Crime down across NYC, but NYPD warns Brooklyn Heights residents to keep eyes open
Statistics released on Wednesday show that 2016 was New York City’s safest year since the city began keeping records on crime.
There were 4,315 fewer crimes committed here in 2016 compared to 2015, including the lowest number of shootings in decades. For 2016, there were 101,606 crimes reported in the city, compared with 105,921 in 2015, for a reduction of 4.1 percent.
The same holds true for Brooklyn Heights. Overall, major crime in the 84th Precinct — which also covers Downtown Brooklyn, Boerum Hill, Vinegar Hill and the Farragut Residences — was down by 10.5 percent in 2016.
Still, police say, Brooklyn Heights’ residents should lock their doors and windows and stay alert, in light of a recent uptick in burglaries and other incidents in the neighborhood.
The 84th Precinct alerted the Brooklyn Heights Association (BHA) last Friday to a spike in burglaries during the last weeks of December. Seven neighborhood break-ins were reported over a two-week period — most taking place during the work week when apartments and homes were likely unoccupied, according to a bulletin put out by BHA.
Break-ins took place on Willow, Joralemon, Clinton and Livingston streets and Atlantic Avenue, according to CompStat, NYPD’s crime statistics report. The two weeks leading to Christmas showed a 12.5 percent jump in burglaries over last year.

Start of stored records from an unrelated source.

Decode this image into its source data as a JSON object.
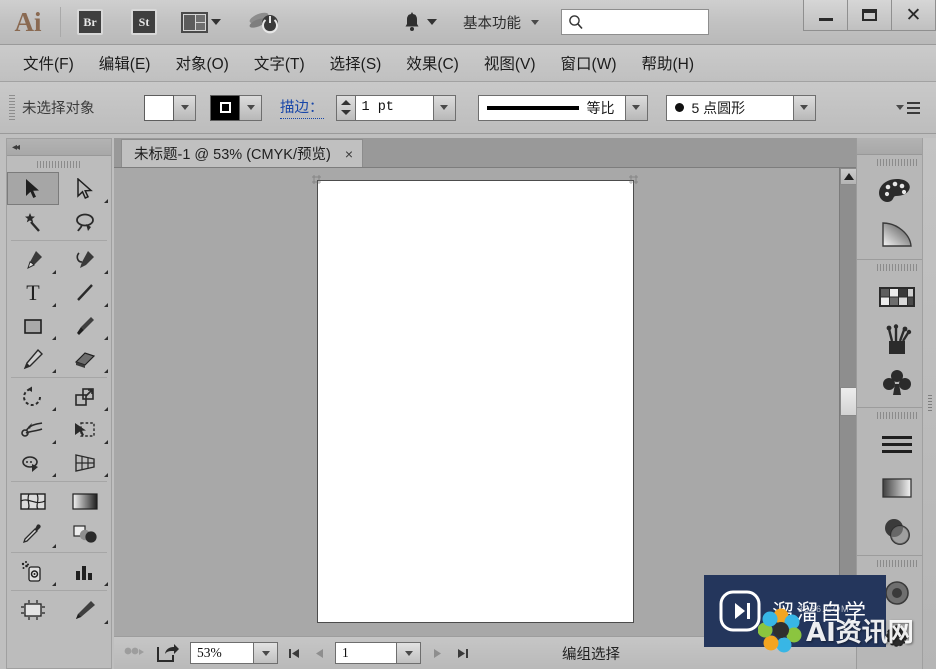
{
  "app": {
    "logo": "Ai",
    "quick_apps": [
      {
        "name": "bridge",
        "label": "Br"
      },
      {
        "name": "stock",
        "label": "St"
      }
    ],
    "arrange_documents": "arrange-documents",
    "workspace_label": "基本功能",
    "search_placeholder": "",
    "search_value": "",
    "window_buttons": {
      "minimize": "–",
      "maximize": "□",
      "close": "✕"
    }
  },
  "menubar": {
    "items": [
      "文件(F)",
      "编辑(E)",
      "对象(O)",
      "文字(T)",
      "选择(S)",
      "效果(C)",
      "视图(V)",
      "窗口(W)",
      "帮助(H)"
    ]
  },
  "controlbar": {
    "selection_label": "未选择对象",
    "fill_swatch": "#ffffff",
    "stroke_swatch": "#000000",
    "stroke_label": "描边：",
    "stroke_weight": "1 pt",
    "stroke_profile": "等比",
    "brush_definition": "5 点圆形",
    "panel_menu": "panel-menu"
  },
  "document": {
    "tab_title": "未标题-1 @ 53% (CMYK/预览)",
    "tab_close": "×",
    "artboard_fill": "#ffffff"
  },
  "statusbar": {
    "zoom_value": "53%",
    "page_value": "1",
    "status_text": "编组选择"
  },
  "toolbar": {
    "collapse": "◂◂",
    "tools": [
      {
        "name": "selection-tool",
        "label": "选择工具",
        "selected": true,
        "more": false
      },
      {
        "name": "direct-selection-tool",
        "label": "直接选择工具",
        "selected": false,
        "more": true
      },
      {
        "name": "magic-wand-tool",
        "label": "魔棒工具",
        "selected": false,
        "more": false
      },
      {
        "name": "lasso-tool",
        "label": "套索工具",
        "selected": false,
        "more": false
      },
      {
        "name": "pen-tool",
        "label": "钢笔工具",
        "selected": false,
        "more": true
      },
      {
        "name": "curvature-tool",
        "label": "曲率工具",
        "selected": false,
        "more": true
      },
      {
        "name": "type-tool",
        "label": "文字工具",
        "selected": false,
        "more": true
      },
      {
        "name": "line-segment-tool",
        "label": "直线段工具",
        "selected": false,
        "more": true
      },
      {
        "name": "rectangle-tool",
        "label": "矩形工具",
        "selected": false,
        "more": true
      },
      {
        "name": "paintbrush-tool",
        "label": "画笔工具",
        "selected": false,
        "more": true
      },
      {
        "name": "pencil-tool",
        "label": "铅笔工具",
        "selected": false,
        "more": true
      },
      {
        "name": "eraser-tool",
        "label": "橡皮擦工具",
        "selected": false,
        "more": true
      },
      {
        "name": "rotate-tool",
        "label": "旋转工具",
        "selected": false,
        "more": true
      },
      {
        "name": "scale-tool",
        "label": "比例缩放工具",
        "selected": false,
        "more": true
      },
      {
        "name": "width-tool",
        "label": "宽度工具",
        "selected": false,
        "more": true
      },
      {
        "name": "free-transform-tool",
        "label": "自由变换工具",
        "selected": false,
        "more": true
      },
      {
        "name": "shape-builder-tool",
        "label": "形状生成器工具",
        "selected": false,
        "more": true
      },
      {
        "name": "perspective-grid-tool",
        "label": "透视网格工具",
        "selected": false,
        "more": true
      },
      {
        "name": "mesh-tool",
        "label": "网格工具",
        "selected": false,
        "more": false
      },
      {
        "name": "gradient-tool",
        "label": "渐变工具",
        "selected": false,
        "more": false
      },
      {
        "name": "eyedropper-tool",
        "label": "吸管工具",
        "selected": false,
        "more": true
      },
      {
        "name": "blend-tool",
        "label": "混合工具",
        "selected": false,
        "more": false
      },
      {
        "name": "symbol-sprayer-tool",
        "label": "符号喷枪工具",
        "selected": false,
        "more": true
      },
      {
        "name": "column-graph-tool",
        "label": "柱形图工具",
        "selected": false,
        "more": true
      },
      {
        "name": "artboard-tool",
        "label": "画板工具",
        "selected": false,
        "more": false
      },
      {
        "name": "slice-tool",
        "label": "切片工具",
        "selected": false,
        "more": true
      }
    ]
  },
  "rightdock": {
    "collapse": "▸▸",
    "groups": [
      {
        "name": "color-group",
        "icons": [
          {
            "name": "color-icon",
            "label": "颜色"
          },
          {
            "name": "gradient-icon",
            "label": "渐变"
          }
        ]
      },
      {
        "name": "swatches-group",
        "icons": [
          {
            "name": "swatches-icon",
            "label": "色板"
          },
          {
            "name": "brushes-icon",
            "label": "画笔"
          },
          {
            "name": "symbols-icon",
            "label": "符号"
          }
        ]
      },
      {
        "name": "stroke-group",
        "icons": [
          {
            "name": "stroke-icon",
            "label": "描边"
          },
          {
            "name": "gradient2-icon",
            "label": "渐变"
          },
          {
            "name": "transparency-icon",
            "label": "透明度"
          }
        ]
      },
      {
        "name": "appearance-group",
        "icons": [
          {
            "name": "appearance-icon",
            "label": "外观"
          },
          {
            "name": "effects-icon",
            "label": "效果"
          }
        ]
      }
    ]
  },
  "watermark": {
    "brand": "溜溜自学",
    "site": "AI资讯网",
    "url": "3366.COM"
  }
}
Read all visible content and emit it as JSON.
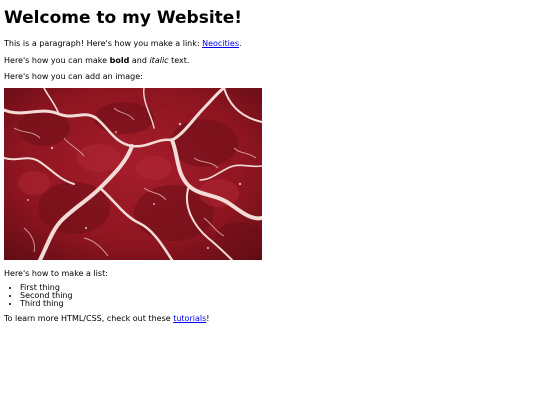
{
  "heading": "Welcome to my Website!",
  "para_link": {
    "prefix": "This is a paragraph! Here's how you make a link: ",
    "link_text": "Neocities",
    "suffix": "."
  },
  "para_format": {
    "prefix": "Here's how you can make ",
    "bold": "bold",
    "middle": " and ",
    "italic": "italic",
    "suffix": " text."
  },
  "para_image": "Here's how you can add an image:",
  "para_list": "Here's how to make a list:",
  "list_items": [
    "First thing",
    "Second thing",
    "Third thing"
  ],
  "para_tutorials": {
    "prefix": "To learn more HTML/CSS, check out these ",
    "link_text": "tutorials",
    "suffix": "!"
  },
  "colors": {
    "link": "#0000ee",
    "meat_base": "#8e1520",
    "meat_marbling": "#f3dcd8"
  },
  "image_subject": "raw-meat-photo"
}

In response, the 84th Precinct has increased its presence in the neighborhood. They are also asking residents to keep their eyes open.
“I appreciate the action by the 84th Precinct in alerting the community to the recent surge in residential burglaries. The NYPD is doing its part by stepping up its patrolling of the Heights,” Peter Bray, president of the BHA, told the Brooklyn Eagle on Tuesday.
He added, “We can also do our own part by being more vigilant, starting with making sure we keep our doors and windows locked when we leave and calling 911 if we see someone who may be casing a building or exhibiting suspicious behavior.”
In some instances, doors were forced open, BHA reports. One burglary occurred in a doorman building, leading police to believe that a fire escape may have been used to gain access through unlocked windows.
One commenter to the Brooklyn Heights Blog said he was now thinking of installing surveillance cameras after he heard his fence gate open at 2 a.m. last Saturday night on Willow Street.
“I … suspect someone was trying to test the strength of my stoop gate. The would-be thief left empty-handed,” he wrote.
BHA attributes the uptick in burglaries and other incidents to the “dramatic increase” in the volume of people and vehicles moving through the neighborhood.
The 84th Precinct’s resources have been strained, the group says, because of the wave of new developments in Brooklyn Bridge Park, Downtown Brooklyn, DUMBO, Cobble Hill and Red Hook, as well as Brooklyn Heights.
The organization wants to install surveillance cameras in what it calls problem areas, such as Brooklyn Bridge Park entrances.
The recent rise in burglary and petit larceny is merely a blip, however, compared to Brooklyn’s high-crime bad old days.
To put it in perspective, major crimes are down roughly 83 percent since 1990.